Employee Recognition Programs : Why Spending 2% Of Salary Is Bad Advice.

One of the most pleasurable aspects of defining any software, is the conversion of your logic, strategic thinking and “common sense”, into a living feature that clients want, and if you are very lucky, love. You know your industry inside out, you know you are swimming against the tide, you have considered all the config variables you need, in fact you have analysed the socks off your latest feature to the point of destruction.

It’s now time to share your latest idea with conviction, and be introduced to the business equivalent of a “comedy roast”. ( This might just be a Workstars thing ).

What does this off-piste introduction have to do with your HR team, and employee recognition strategy? Hopefully everything.

There is not a HR Director on the globe who thinks they will gain greater impact and insight from their current employee recognition program by increasing centralised or local, reward budgets.
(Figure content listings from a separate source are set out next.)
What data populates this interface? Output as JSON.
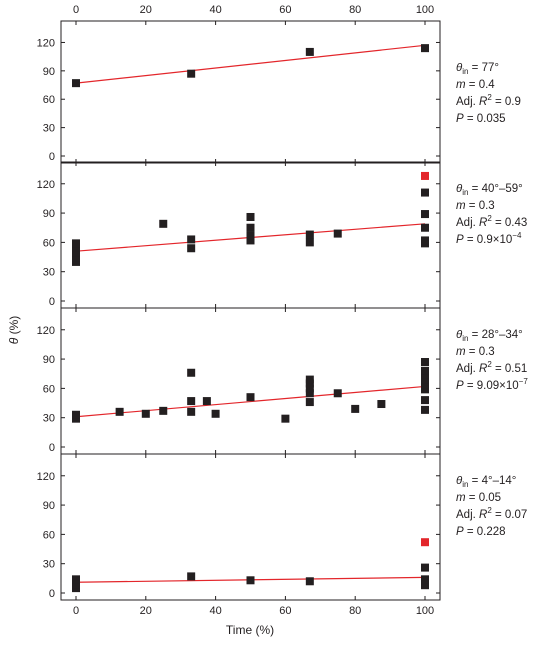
{
  "chart_data": {
    "type": "scatter",
    "xlabel": "Time (%)",
    "ylabel": "θ (%)",
    "xlim": [
      0,
      100
    ],
    "x_ticks": [
      0,
      20,
      40,
      60,
      80,
      100
    ],
    "ylim": [
      0,
      130
    ],
    "y_ticks": [
      0,
      30,
      60,
      90,
      120
    ],
    "panels": [
      {
        "annotation": {
          "theta_in": "θin = 77°",
          "m": "m = 0.4",
          "adj_r2": "Adj. R2 = 0.9",
          "p": "P = 0.035"
        },
        "fit": {
          "intercept": 77,
          "slope": 0.4
        },
        "points": [
          {
            "x": 0,
            "y": 77
          },
          {
            "x": 33,
            "y": 87
          },
          {
            "x": 67,
            "y": 110
          },
          {
            "x": 100,
            "y": 114
          }
        ],
        "outliers": []
      },
      {
        "annotation": {
          "theta_in": "θin = 40°–59°",
          "m": "m = 0.3",
          "adj_r2": "Adj. R2 = 0.43",
          "p": "P = 0.9×10−4"
        },
        "fit": {
          "intercept": 51,
          "slope": 0.28
        },
        "points": [
          {
            "x": 0,
            "y": 40
          },
          {
            "x": 0,
            "y": 45
          },
          {
            "x": 0,
            "y": 50
          },
          {
            "x": 0,
            "y": 55
          },
          {
            "x": 0,
            "y": 59
          },
          {
            "x": 25,
            "y": 79
          },
          {
            "x": 33,
            "y": 54
          },
          {
            "x": 33,
            "y": 63
          },
          {
            "x": 50,
            "y": 62
          },
          {
            "x": 50,
            "y": 67
          },
          {
            "x": 50,
            "y": 75
          },
          {
            "x": 50,
            "y": 86
          },
          {
            "x": 67,
            "y": 60
          },
          {
            "x": 67,
            "y": 68
          },
          {
            "x": 75,
            "y": 69
          },
          {
            "x": 100,
            "y": 59
          },
          {
            "x": 100,
            "y": 62
          },
          {
            "x": 100,
            "y": 75
          },
          {
            "x": 100,
            "y": 89
          },
          {
            "x": 100,
            "y": 111
          }
        ],
        "outliers": [
          {
            "x": 100,
            "y": 128
          }
        ]
      },
      {
        "annotation": {
          "theta_in": "θin = 28°–34°",
          "m": "m = 0.3",
          "adj_r2": "Adj. R2 = 0.51",
          "p": "P = 9.09×10−7"
        },
        "fit": {
          "intercept": 31,
          "slope": 0.31
        },
        "points": [
          {
            "x": 0,
            "y": 29
          },
          {
            "x": 0,
            "y": 33
          },
          {
            "x": 12.5,
            "y": 36
          },
          {
            "x": 20,
            "y": 34
          },
          {
            "x": 25,
            "y": 37
          },
          {
            "x": 33,
            "y": 36
          },
          {
            "x": 33,
            "y": 47
          },
          {
            "x": 33,
            "y": 76
          },
          {
            "x": 37.5,
            "y": 47
          },
          {
            "x": 40,
            "y": 34
          },
          {
            "x": 50,
            "y": 51
          },
          {
            "x": 60,
            "y": 29
          },
          {
            "x": 67,
            "y": 46
          },
          {
            "x": 67,
            "y": 55
          },
          {
            "x": 67,
            "y": 60
          },
          {
            "x": 67,
            "y": 65
          },
          {
            "x": 67,
            "y": 69
          },
          {
            "x": 75,
            "y": 55
          },
          {
            "x": 80,
            "y": 39
          },
          {
            "x": 87.5,
            "y": 44
          },
          {
            "x": 100,
            "y": 38
          },
          {
            "x": 100,
            "y": 48
          },
          {
            "x": 100,
            "y": 59
          },
          {
            "x": 100,
            "y": 64
          },
          {
            "x": 100,
            "y": 69
          },
          {
            "x": 100,
            "y": 74
          },
          {
            "x": 100,
            "y": 78
          },
          {
            "x": 100,
            "y": 87
          }
        ],
        "outliers": []
      },
      {
        "annotation": {
          "theta_in": "θin = 4°–14°",
          "m": "m = 0.05",
          "adj_r2": "Adj. R2 = 0.07",
          "p": "P = 0.228"
        },
        "fit": {
          "intercept": 11,
          "slope": 0.05
        },
        "points": [
          {
            "x": 0,
            "y": 5
          },
          {
            "x": 0,
            "y": 9
          },
          {
            "x": 0,
            "y": 14
          },
          {
            "x": 33,
            "y": 17
          },
          {
            "x": 50,
            "y": 13
          },
          {
            "x": 67,
            "y": 12
          },
          {
            "x": 100,
            "y": 8
          },
          {
            "x": 100,
            "y": 14
          },
          {
            "x": 100,
            "y": 26
          }
        ],
        "outliers": [
          {
            "x": 100,
            "y": 52
          }
        ]
      }
    ],
    "colors": {
      "points": "#231f20",
      "outlier": "#e3262b",
      "fit": "#e3262b",
      "axis": "#231f20"
    }
  }
}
In fact, I would go as far to say that those that have slowly allowed a culture of high reward to exist, are now gently filling their hole and re -balancing the emphasis and expectation. This starts by understanding the act of recognition better, and it’s role within engagement, encouraging leadership, cross department and customer recognition and most likely focusing on the all often missing, manager effectiveness.

If you work in HR and are looking at getting your employee recognition strategy started, be warned, you need to get reward right.

I always feel compelled to clear up reward within the context of the employee recognition industry.  Vouchers, perks, e-codes, widgets, gadgets, activities, time? The broader non-cash reward industry is estimated to be as high as $46 billion, it’s fragmented and it’s huge.

Since the start of Workstars social employee recognition journey, we have built our own logic, strategic thinking and business around a simple saying; “You don’t need to give me a million dollars, to make me feel a million dollars”, (A strange motto for a British company, however, it just does not work as well in pounds). No matter how harsh mine or others roasting’s have been, we have stayed consistently focussed on providing HR professionals with a SaaS solution that is free of any reward imposition, constraint, or volume commitment.

This is a key business model shift for the employee recognition industry and means we can actually look at what works , swim a little harder into the tide and confidently say, HR need really small reward budgets.

Until social recognition arrived, it had been impossible to tap into the undeniable pleasure and emotional uplift experienced from giving recognition, or the learning and behaviour influence from seeing, sharing and celebrating values, and excellence. When we talk about HR having an employee recognition strategy, employee expression by observing and advancing the strengths of others, is right at the top. Giving and sharing recognition is highly motivational in it’s own right,  however for it to thrive and be 100% trust based,  reward has to be seen separately, secondary or occasionally, not as the process itself.

Now add into the mix the arrival of e-code and social gifting technology, where you can easily deliver a small, instant, and high impact €20 or £10 code to your phone, free of delivery but still full of meaning. Put the two together and you have to ask at what point does your strategy, and in turn your culture, cross the line from appreciation and admiration, to compensation and expectation, I would argue very quickly.

So, the next time you read an article stating you should be spending at least 2% of salary on employee recognition, maybe they are talking about the transaction of service awards which are more about expectation, or loosely termed sales recognition (compensation).  My suggestion would be start with 0.3% or 0.4% of salary, maybe increase a little as you go, expect managers to be great, don’t let reward ruin things and focus on appreciation and admiration.